= Recycled glass countertop =

A recycled glass countertop is composed of 100% recycled glass (post consumer and pre-consumer) in a cement- or petroleum-based binder. A finished recycled glass countertop often ranges from 70 to 85 percent in recycled content.

== Environmental concerns ==
The glass used in recycled glass countertops is sourced from both post-consumer and pre-consumer sources. Post-consumer recycled glass sources are numerous, but the most common sources are curbside recycling and salvaged glass from demolished buildings.

Curbside recycled glass from homes and businesses is the largest source of post consumer recycled glass (California recycled 79% of its glass bottles in 2008), but salvage glass is an emerging new source. Many more state and municipal governments have begun to mandate the separation and recycling of the glass pulled from demolished buildings. Some companies are now processing locally sourced glass into aggregate to more closely meet the LEED, USGBC specifications.

Where the recycled glass countertops are made is another variable that is taken into account when determining the sustainability of a recycled glass countertop.

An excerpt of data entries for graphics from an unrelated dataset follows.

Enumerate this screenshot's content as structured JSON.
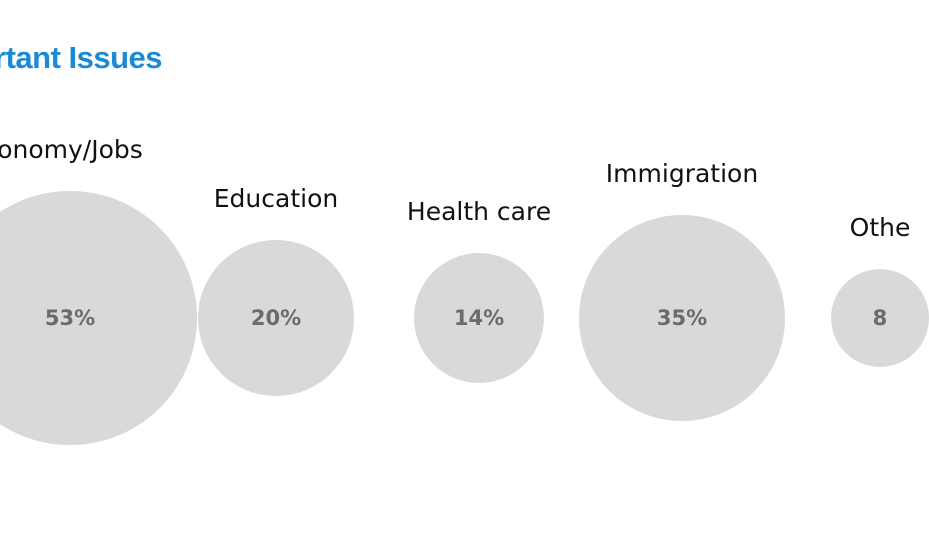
{
  "chart_data": {
    "type": "bubble",
    "title": "rtant Issues",
    "categories": [
      "onomy/Jobs",
      "Education",
      "Health care",
      "Immigration",
      "Othe"
    ],
    "values": [
      53,
      20,
      14,
      35,
      8
    ],
    "value_labels": [
      "53%",
      "20%",
      "14%",
      "35%",
      "8"
    ],
    "unit": "%",
    "colors": {
      "title": "#1a8ad4",
      "bubble": "#d9d9d9",
      "value_text": "#6b6b6b",
      "label_text": "#111111"
    }
  }
}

At this time most of the companies manufacture their products in the United States, but recycled glass countertops have gained international interest. Now some foreign companies have begun to export recycled glass countertops to the US. This practice of importing heavy (14.5 lbs/sqr ft) recycled glass countertops from overseas when there is such a large quantity of recycled glass in the US has quickly come under scrutiny. The Leadership in Energy and Environmental Design (LEED) certification program has begun to put increasing weight on the importance of regional manufacturing to reduce the carbon footprint of building materials. This focus on materials made in the USA has the secondary effect of encouraging the support of US business in a time of economic downturn.

== Criticism ==
Heavy weight, loaded near a corner of a countertop, may cause it to crack.

Additionally, acidic foods and cleaners that are not immediately wiped off of a recycled glass countertop may permanently mar the surface.